Stephen Reed looked at it. “Did you find anything?”

“A few domestic scenes. And, at the end, a few seconds of an indistinguishable shape, flying toward the picture-taker. The people I consulted did their best, but they’re show folk. A scientific analysis might tell us more.”

The young policeman nodded slowly.

“I see,” he said, turning away. “Well, it’s all academic now. As you say, we have our man.”

Sebastian placed his hand on the younger man’s arm and surprised him with the strength he used to keep him in place. He checked the room behind them and then lowered his voice. “What do you think?”

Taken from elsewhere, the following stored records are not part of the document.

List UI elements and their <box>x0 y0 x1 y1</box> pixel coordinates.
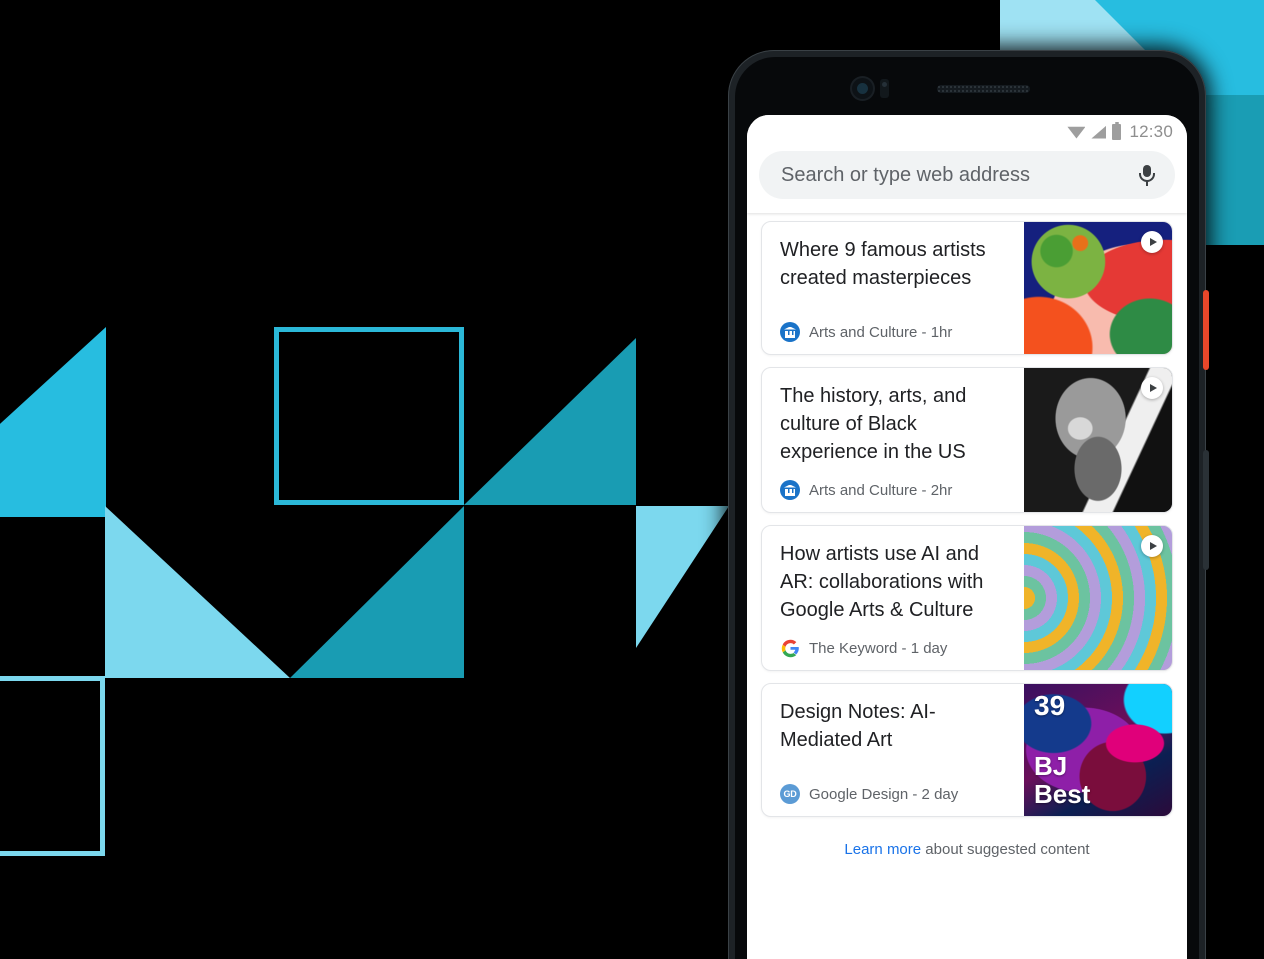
volume-button[interactable] <box>1203 450 1209 570</box>
proximity-sensor-icon <box>880 79 889 98</box>
play-icon[interactable] <box>1141 231 1163 253</box>
front-camera-lens-icon <box>857 83 868 94</box>
learn-more-rest: about suggested content <box>921 841 1090 858</box>
feed-card-source: The Keyword - 1 day <box>809 639 948 657</box>
google-icon <box>780 638 800 658</box>
feed-card-source: Google Design - 2 day <box>809 785 959 803</box>
earpiece-speaker-icon <box>937 85 1030 93</box>
decor-light-cyan-triangle <box>105 506 290 678</box>
signal-icon <box>1091 125 1107 139</box>
feed-card-title: Design Notes: AI-Mediated Art <box>780 701 936 751</box>
feed-card-body: Where 9 famous artists created masterpie… <box>762 222 1024 354</box>
learn-more-link[interactable]: Learn more <box>844 841 921 858</box>
feed-card-meta: The Keyword - 1 day <box>780 638 1012 658</box>
thumbnail-label: BJ <box>1034 751 1068 781</box>
feed-card-title: How artists use AI and AR: collaboration… <box>780 543 984 621</box>
feed-card[interactable]: The history, arts, and culture of Black … <box>761 367 1173 513</box>
feed-card-meta: GD Google Design - 2 day <box>780 784 1012 804</box>
thumbnail-label: 39 <box>1034 690 1066 721</box>
battery-icon <box>1112 121 1122 140</box>
microphone-icon[interactable] <box>1135 163 1159 187</box>
decor-outlined-cyan-square <box>274 327 464 505</box>
page-root: 12:30 Search or type web address Where 9… <box>0 0 1264 959</box>
feed-card-body: Design Notes: AI-Mediated Art GD Google … <box>762 684 1024 816</box>
feed-card[interactable]: Design Notes: AI-Mediated Art GD Google … <box>761 683 1173 817</box>
feed-card-source: Arts and Culture - 1hr <box>809 323 953 341</box>
feed-card-body: How artists use AI and AR: collaboration… <box>762 526 1024 670</box>
thumbnail-label: Best <box>1034 779 1091 809</box>
feed-card-thumbnail[interactable] <box>1024 368 1172 512</box>
play-icon[interactable] <box>1141 535 1163 557</box>
phone-screen: 12:30 Search or type web address Where 9… <box>747 115 1187 959</box>
feed-card-title: Where 9 famous artists created masterpie… <box>780 239 986 289</box>
decor-teal-triangle-lower <box>290 506 464 678</box>
decor-teal-triangle-upper <box>464 338 636 505</box>
phone-bezel: 12:30 Search or type web address Where 9… <box>735 57 1199 959</box>
play-icon[interactable] <box>1141 377 1163 399</box>
feed-card-thumbnail[interactable]: 39 BJ Best <box>1024 684 1172 816</box>
browser-top-bar: 12:30 Search or type web address <box>747 115 1187 213</box>
search-placeholder: Search or type web address <box>781 163 1031 186</box>
feed-card-body: The history, arts, and culture of Black … <box>762 368 1024 512</box>
status-bar-clock: 12:30 <box>1129 122 1173 141</box>
feed-card[interactable]: How artists use AI and AR: collaboration… <box>761 525 1173 671</box>
power-button[interactable] <box>1203 290 1209 370</box>
feed-card-source: Arts and Culture - 2hr <box>809 481 953 499</box>
status-bar: 12:30 <box>747 115 1187 149</box>
arts-and-culture-icon <box>780 322 800 342</box>
decor-bottom-left-outlined-rectangle <box>0 676 105 856</box>
wifi-icon <box>1067 126 1086 139</box>
suggested-content-footer: Learn more about suggested content <box>747 829 1187 858</box>
feed-card[interactable]: Where 9 famous artists created masterpie… <box>761 221 1173 355</box>
google-design-icon: GD <box>780 784 800 804</box>
feed-card-meta: Arts and Culture - 1hr <box>780 322 1012 342</box>
feed-card-thumbnail[interactable] <box>1024 222 1172 354</box>
search-input[interactable]: Search or type web address <box>759 151 1175 199</box>
phone-device: 12:30 Search or type web address Where 9… <box>728 50 1209 959</box>
arts-and-culture-icon <box>780 480 800 500</box>
feed-card-thumbnail[interactable] <box>1024 526 1172 670</box>
decor-right-light-wedge <box>636 506 729 648</box>
decor-left-cyan-triangle <box>0 327 106 517</box>
feed-card-title: The history, arts, and culture of Black … <box>780 385 967 463</box>
suggested-content-feed: Where 9 famous artists created masterpie… <box>747 213 1187 959</box>
feed-card-meta: Arts and Culture - 2hr <box>780 480 1012 500</box>
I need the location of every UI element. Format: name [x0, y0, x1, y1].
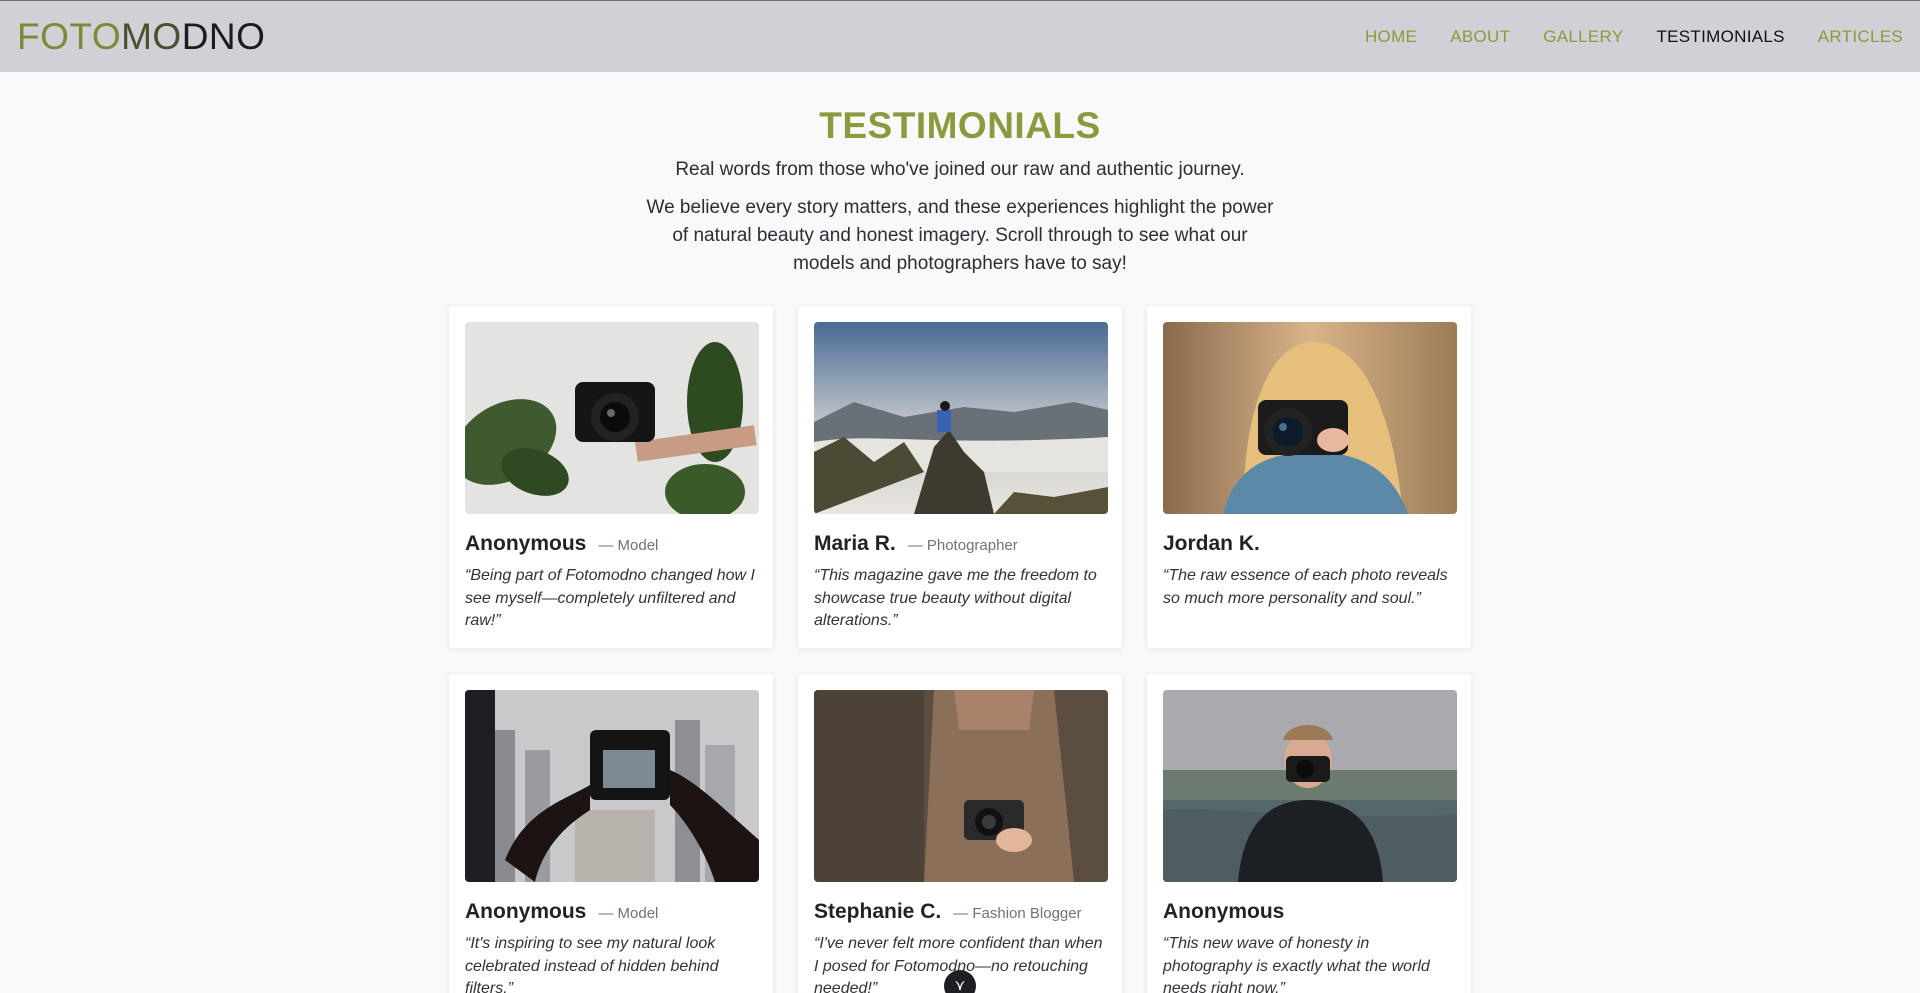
chevron-down-icon: ⋎ — [954, 977, 966, 993]
testimonial-quote: “This magazine gave me the freedom to sh… — [814, 567, 1097, 629]
testimonial-header: Maria R. — Photographer — [814, 532, 1018, 556]
brand-part-1: FOTO — [17, 16, 122, 57]
nav-about[interactable]: ABOUT — [1450, 27, 1510, 47]
nav-home[interactable]: HOME — [1365, 27, 1417, 47]
nav-gallery[interactable]: GALLERY — [1543, 27, 1623, 47]
testimonial-header: Jordan K. — [1163, 532, 1272, 556]
testimonial-role: — Model — [598, 905, 659, 922]
testimonial-photo — [814, 322, 1108, 514]
testimonial-card: Anonymous — Model “Being part of Fotomod… — [448, 305, 774, 649]
testimonial-name: Maria R. — [814, 532, 896, 555]
testimonial-header: Anonymous — Model — [465, 900, 658, 924]
page-title: TESTIMONIALS — [819, 105, 1101, 146]
testimonial-role: — Photographer — [907, 537, 1018, 554]
testimonial-name: Jordan K. — [1163, 532, 1260, 555]
hero-section: TESTIMONIALS Real words from those who'v… — [0, 104, 1920, 278]
page-lead: Real words from those who've joined our … — [675, 159, 1245, 180]
brand-part-3: DNO — [181, 16, 266, 57]
testimonial-photo — [814, 690, 1108, 882]
testimonial-name: Anonymous — [465, 900, 587, 923]
testimonial-name: Stephanie C. — [814, 900, 942, 923]
testimonial-header: Stephanie C. — Fashion Blogger — [814, 900, 1082, 924]
nav-articles[interactable]: ARTICLES — [1818, 27, 1903, 47]
nav-testimonials[interactable]: TESTIMONIALS — [1656, 27, 1784, 47]
testimonial-quote: “Being part of Fotomodno changed how I s… — [465, 567, 755, 629]
testimonial-photo — [1163, 322, 1457, 514]
testimonial-quote: “This new wave of honesty in photography… — [1163, 935, 1430, 993]
navbar: FOTOMODNO HOME ABOUT GALLERY TESTIMONIAL… — [0, 0, 1920, 72]
testimonial-card: Maria R. — Photographer “This magazine g… — [797, 305, 1123, 649]
testimonial-quote: “The raw essence of each photo reveals s… — [1163, 567, 1448, 607]
testimonial-card: Jordan K. “The raw essence of each photo… — [1146, 305, 1472, 649]
testimonial-card: Stephanie C. — Fashion Blogger “I've nev… — [797, 673, 1123, 993]
testimonial-card: Anonymous — Model “It's inspiring to see… — [448, 673, 774, 993]
testimonial-role: — Fashion Blogger — [953, 905, 1082, 922]
testimonial-name: Anonymous — [1163, 900, 1285, 923]
testimonial-photo — [1163, 690, 1457, 882]
testimonial-quote: “It's inspiring to see my natural look c… — [465, 935, 719, 993]
brand-part-2: MO — [121, 16, 182, 57]
brand-logo[interactable]: FOTOMODNO — [17, 18, 265, 55]
testimonial-card: Anonymous “This new wave of honesty in p… — [1146, 673, 1472, 993]
testimonial-photo — [465, 690, 759, 882]
page-description: We believe every story matters, and thes… — [646, 197, 1274, 274]
testimonial-header: Anonymous — Model — [465, 532, 658, 556]
nav-links: HOME ABOUT GALLERY TESTIMONIALS ARTICLES — [1332, 27, 1903, 47]
testimonial-photo — [465, 322, 759, 514]
testimonial-role: — Model — [598, 537, 659, 554]
testimonial-name: Anonymous — [465, 532, 587, 555]
testimonial-header: Anonymous — [1163, 900, 1296, 924]
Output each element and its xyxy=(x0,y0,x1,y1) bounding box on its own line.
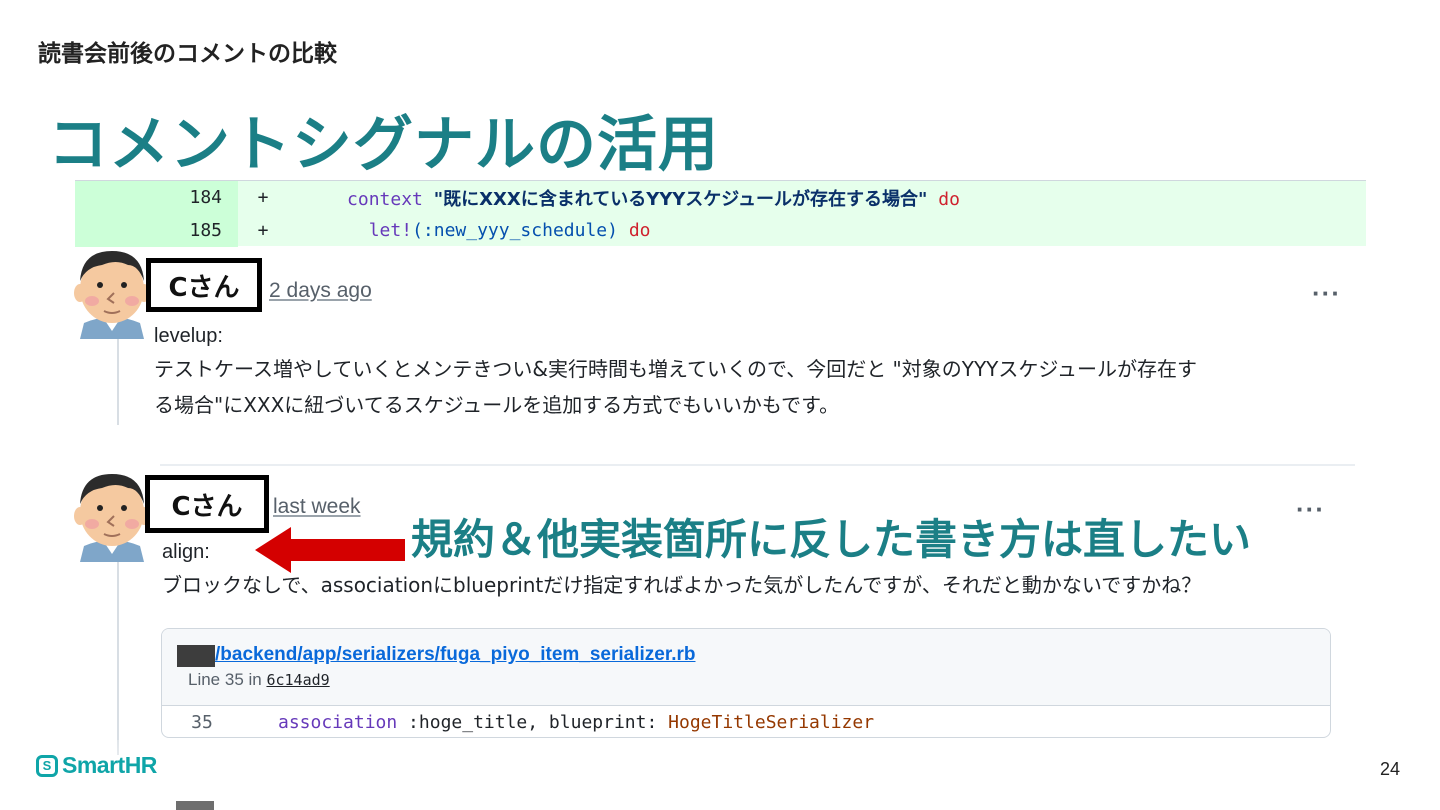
code-reference-card: /backend/app/serializers/fuga_piyo_item_… xyxy=(161,628,1331,738)
thread-line xyxy=(117,555,119,755)
code-class: HogeTitleSerializer xyxy=(668,712,875,733)
smarthr-logo: S SmartHR xyxy=(36,752,157,779)
code-line: association :hoge_title, blueprint: Hoge… xyxy=(278,712,874,733)
logo-text: SmartHR xyxy=(62,752,157,778)
comment-tag: levelup: xyxy=(154,325,223,347)
slide-subtitle: 読書会前後のコメントの比較 xyxy=(38,41,337,67)
code-reference-header: /backend/app/serializers/fuga_piyo_item_… xyxy=(162,629,1330,706)
line-reference: Line 35 in 6c14ad9 xyxy=(188,670,330,690)
redacted-block xyxy=(177,645,215,667)
code-do: do xyxy=(628,220,651,241)
code-reference-line: 35 association :hoge_title, blueprint: H… xyxy=(162,706,1330,737)
avatar[interactable] xyxy=(72,243,152,339)
author-name[interactable]: Cさん xyxy=(146,258,262,312)
timestamp-link[interactable]: 2 days ago xyxy=(269,279,372,303)
file-path-link[interactable]: /backend/app/serializers/fuga_piyo_item_… xyxy=(215,644,696,666)
code-keyword: association xyxy=(278,712,398,733)
code-keyword: let! xyxy=(368,220,413,241)
commit-sha-link[interactable]: 6c14ad9 xyxy=(266,671,329,689)
code-text: :hoge_title, blueprint: xyxy=(397,712,669,733)
code-line: let!(:new_yyy_schedule) do xyxy=(282,220,651,241)
thread-line xyxy=(117,330,119,425)
comment-separator xyxy=(160,464,1355,466)
comment-body: テストケース増やしていくとメンテきつい&実行時間も増えていくので、今回だと "対… xyxy=(154,351,1354,423)
line-number[interactable]: 184 xyxy=(75,181,238,214)
annotation-text: 規約＆他実装箇所に反した書き方は直したい xyxy=(411,515,1252,564)
comment-body-line: テストケース増やしていくとメンテきつい&実行時間も増えていくので、今回だと "対… xyxy=(154,357,1198,381)
line-reference-prefix: Line 35 in xyxy=(188,670,262,689)
code-string: "既にXXXに含まれているYYYスケジュールが存在する場合" xyxy=(433,188,928,210)
diff-sign: + xyxy=(257,220,269,241)
code-do: do xyxy=(938,188,960,210)
code-line: context "既にXXXに含まれているYYYスケジュールが存在する場合" d… xyxy=(282,185,960,211)
code-keyword: context xyxy=(347,188,423,210)
diff-row: 185 + let!(:new_yyy_schedule) do xyxy=(75,214,1366,247)
code-args: (:new_yyy_schedule) xyxy=(412,220,618,241)
comment-menu-icon[interactable]: ··· xyxy=(1296,494,1325,525)
page-number: 24 xyxy=(1380,759,1401,779)
arrow-left-icon xyxy=(255,527,405,573)
comment-tag: align: xyxy=(162,541,210,563)
avatar[interactable] xyxy=(72,466,152,562)
author-name[interactable]: Cさん xyxy=(145,475,269,533)
slide-title: コメントシグナルの活用 xyxy=(48,110,719,180)
smarthr-logo-icon: S xyxy=(36,754,58,777)
redacted-block xyxy=(176,801,214,810)
comment-menu-icon[interactable]: ··· xyxy=(1312,278,1341,309)
diff-sign: + xyxy=(257,187,269,208)
timestamp-link[interactable]: last week xyxy=(273,495,361,519)
line-number[interactable]: 35 xyxy=(162,712,242,733)
comment-body-line: る場合"にXXXに紐づいてるスケジュールを追加する方式でもいいかもです。 xyxy=(154,393,840,417)
diff-block: 184 + context "既にXXXに含まれているYYYスケジュールが存在す… xyxy=(75,180,1366,247)
diff-row: 184 + context "既にXXXに含まれているYYYスケジュールが存在す… xyxy=(75,181,1366,214)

Stephen Reed hesitated for a while, as if at a door that he knew he might regret opening.

Then he said, “There’s no way that the man we’ve arrested could also have carried out the attack on Evangeline and Grace. At that time he was in the king’s navy, far overseas. Receiving the wounds that have addled his brain.”

“Then perhaps they’re unrelated after all?”

“Evangeline and Grace may not have died, but they were cruelly handled in a similar way. Their hands were tied behind them and bags were placed over their heads. And whether they remember it or not, someone interfered with them. A doctor inspected them and there can be no doubt of it. After the assault they were thrown alive into a gully where gorse bushes broke their fall. They struggled free and made their way back home. They reappeared all scratched and torn and claiming no memory of where they had been.”

“Then what—”

“Both incidents even began with the same childish dare. The one back then, and the one this week. Both pairs of girls made a camp on the moors. Their plan was to sit up to watch …”

“For a beast?” Sebastian said, with a suddenness that surprised even him.

“Our local legend,” Stephen Reed said. “Beasts, and rumors of beasts. But never any proof of beasts. Personally, I’ve never seen a thing on the moor. But then I’ve never been a drinking man.”

“So who do you favor for it?”

“Oh, Mister Becker,” Stephen Reed said. “Given a free choice in a perfect world, we both know who I’m starting to favor for it. Him and his beasts and his trail of the Amazon dead. The problem is, I don’t have a scrap of evidence to offer in support.”

“Where was Sir Owain on that first occasion?”

“All I can establish is that he was in residence at Arnside Hall,” Stephen Reed said. “Fresh back from his South American jaunt but with his memoirs unwritten and his reputation still intact. But why should I worry? The rag-and-bone man did it.”